Before I was a painter, I was a writer, and the mother of two, a dedicated volunteer, and a community activist.
When I picked up the brushes for the first time, I had to steal one day a week out of my already hectic schedule. I’d put my kids on the school bus and head off to class in my old brown Volvo station wagon crammed to the gills with easel, paints and canvases.
I think I knew from my first small black and white study that painting had me hooked. It was almost impossible to make time for it, yet there was something so right in it I knew I had to find a way to continue.
Now my children are grown, and my life as a painter and teacher and writer has grown too. My painting career is wonderfully complicated, demanding, and rewarding, as hectic as ever but rooted in doing what I love, and loving what I do.
A highlight of my year is the one week a year that Kaffe and I come together paint still life’s.
He has just flown in from London and yet I am the one who is always late. There he is, at my mother’s table, already well begun, and may be onto a second painting already.
What has detained me this time? A class I am preparing for, a chapter for a book I am writing, an urgent phone call with a family member, or just getting a loaf of bread out of the oven at the right time.
In my painting career, I am on the road now traveling to teach and show up to six months a year, flying to Italy or Japan or Mexico to teach sketch or collage or painting classes, or across the country to Abilene, Texas or New Orleans, Louisiana, or Chattanooga, Tennessee.
It seems like I’m always preparing to go or just coming home.
And yet this one week a year, come what may, Kaffe and I paint together.
This stolen week feels impossible to arrange – for me and for him, I know – yet as the years go by has taken top priority.
Why is that?
One day it occurred to me that Kaffe was my first teacher, not only in painting but in living a creative life.
This week together is like drinking deeply from a well of crystal clear water straight from the source.
By the time I arrive, Kaffe has already arranged the objects we like to paint.

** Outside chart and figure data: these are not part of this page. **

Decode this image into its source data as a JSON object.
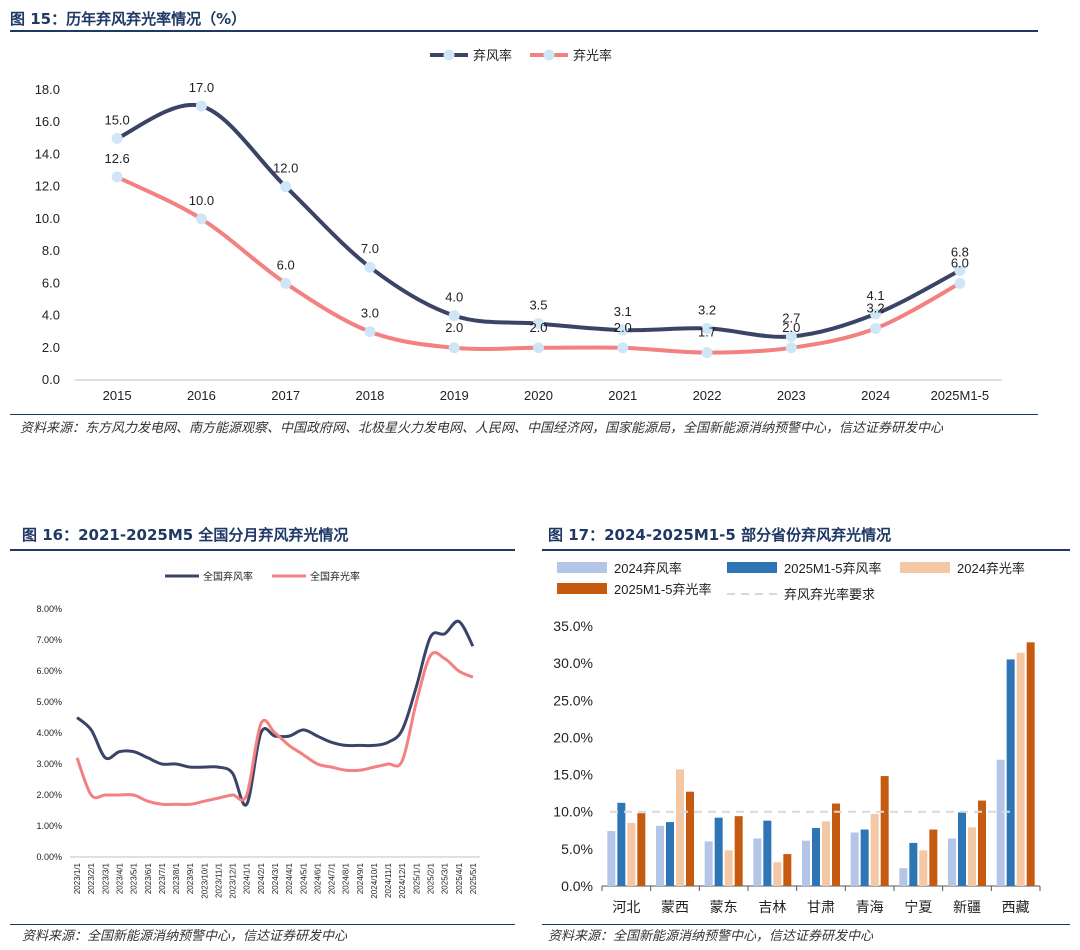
{
  "fig15": {
    "title": "图 15：历年弃风弃光率情况（%）",
    "source": "资料来源：东方风力发电网、南方能源观察、中国政府网、北极星火力发电网、人民网、中国经济网，国家能源局，全国新能源消纳预警中心，信达证券研发中心"
  },
  "fig16": {
    "title": "图 16：2021-2025M5 全国分月弃风弃光情况",
    "source": "资料来源：全国新能源消纳预警中心，信达证券研发中心"
  },
  "fig17": {
    "title": "图 17：2024-2025M1-5 部分省份弃风弃光情况",
    "source": "资料来源：全国新能源消纳预警中心，信达证券研发中心"
  },
  "colors": {
    "wind": "#3b4466",
    "solar": "#f48080",
    "marker": "#cfe6f7",
    "wind2024": "#b3c6e7",
    "wind2025": "#2e75b6",
    "solar2024": "#f4c7a5",
    "solar2025": "#c55a11",
    "requirement": "#d9d9d9"
  },
  "chart_data": [
    {
      "type": "line",
      "categories": [
        "2015",
        "2016",
        "2017",
        "2018",
        "2019",
        "2020",
        "2021",
        "2022",
        "2023",
        "2024",
        "2025M1-5"
      ],
      "series": [
        {
          "name": "弃风率",
          "values": [
            15.0,
            17.0,
            12.0,
            7.0,
            4.0,
            3.5,
            3.1,
            3.2,
            2.7,
            4.1,
            6.8
          ],
          "labels": [
            "15.0",
            "17.0",
            "12.0",
            "7.0",
            "4.0",
            "3.5",
            "3.1",
            "3.2",
            "2.7",
            "4.1",
            "6.8"
          ]
        },
        {
          "name": "弃光率",
          "values": [
            12.6,
            10.0,
            6.0,
            3.0,
            2.0,
            2.0,
            2.0,
            1.7,
            2.0,
            3.2,
            6.0
          ],
          "labels": [
            "12.6",
            "10.0",
            "6.0",
            "3.0",
            "2.0",
            "2.0",
            "2.0",
            "1.7",
            "2.0",
            "3.2",
            "6.0"
          ]
        }
      ],
      "ylim": [
        0,
        18
      ],
      "yticks": [
        "0.0",
        "2.0",
        "4.0",
        "6.0",
        "8.0",
        "10.0",
        "12.0",
        "14.0",
        "16.0",
        "18.0"
      ],
      "legend": "top-center",
      "grid": false
    },
    {
      "type": "line",
      "categories": [
        "2023/1/1",
        "2023/2/1",
        "2023/3/1",
        "2023/4/1",
        "2023/5/1",
        "2023/6/1",
        "2023/7/1",
        "2023/8/1",
        "2023/9/1",
        "2023/10/1",
        "2023/11/1",
        "2023/12/1",
        "2024/1/1",
        "2024/2/1",
        "2024/3/1",
        "2024/4/1",
        "2024/5/1",
        "2024/6/1",
        "2024/7/1",
        "2024/8/1",
        "2024/9/1",
        "2024/10/1",
        "2024/11/1",
        "2024/12/1",
        "2025/1/1",
        "2025/2/1",
        "2025/3/1",
        "2025/4/1",
        "2025/5/1"
      ],
      "series": [
        {
          "name": "全国弃风率",
          "values": [
            4.5,
            4.1,
            3.2,
            3.4,
            3.4,
            3.2,
            3.0,
            3.0,
            2.9,
            2.9,
            2.9,
            2.7,
            1.7,
            4.0,
            3.9,
            3.9,
            4.1,
            3.9,
            3.7,
            3.6,
            3.6,
            3.6,
            3.7,
            4.1,
            5.5,
            7.1,
            7.2,
            7.6,
            6.8
          ]
        },
        {
          "name": "全国弃光率",
          "values": [
            3.2,
            2.0,
            2.0,
            2.0,
            2.0,
            1.8,
            1.7,
            1.7,
            1.7,
            1.8,
            1.9,
            2.0,
            2.0,
            4.3,
            4.0,
            3.6,
            3.3,
            3.0,
            2.9,
            2.8,
            2.8,
            2.9,
            3.0,
            3.1,
            5.0,
            6.5,
            6.4,
            6.0,
            5.8
          ]
        }
      ],
      "ylim": [
        0,
        8
      ],
      "yticks": [
        "0.00%",
        "1.00%",
        "2.00%",
        "3.00%",
        "4.00%",
        "5.00%",
        "6.00%",
        "7.00%",
        "8.00%"
      ],
      "legend": "top-center",
      "grid": false
    },
    {
      "type": "bar",
      "categories": [
        "河北",
        "蒙西",
        "蒙东",
        "吉林",
        "甘肃",
        "青海",
        "宁夏",
        "新疆",
        "西藏"
      ],
      "series": [
        {
          "name": "2024弃风率",
          "values": [
            7.4,
            8.1,
            6.0,
            6.4,
            6.1,
            7.2,
            2.4,
            6.4,
            17.0
          ]
        },
        {
          "name": "2025M1-5弃风率",
          "values": [
            11.2,
            8.6,
            9.2,
            8.8,
            7.8,
            7.6,
            5.8,
            9.9,
            30.5
          ]
        },
        {
          "name": "2024弃光率",
          "values": [
            8.5,
            15.7,
            4.8,
            3.2,
            8.7,
            9.7,
            4.8,
            7.9,
            31.4
          ]
        },
        {
          "name": "2025M1-5弃光率",
          "values": [
            9.8,
            12.7,
            9.4,
            4.3,
            11.1,
            14.8,
            7.6,
            11.5,
            32.8
          ]
        }
      ],
      "requirement": {
        "name": "弃风弃光率要求",
        "value": 10.0
      },
      "ylim": [
        0,
        35
      ],
      "yticks": [
        "0.0%",
        "5.0%",
        "10.0%",
        "15.0%",
        "20.0%",
        "25.0%",
        "30.0%",
        "35.0%"
      ],
      "legend": "top",
      "grid": false
    }
  ]
}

I make a cup of coffee and find an angle at his elbow to set up my own easel.
We sit and look and talk and don’t talk. We listen to the radio – podcasts on philosophy or world events or meditation or great books – and take breaks to look at how the work is going.
It is glorious, and nourishing, and deeply inspiring. When Kaffe packs up his bags to head back into his extraordinary life, I am recharged with new energy for my own.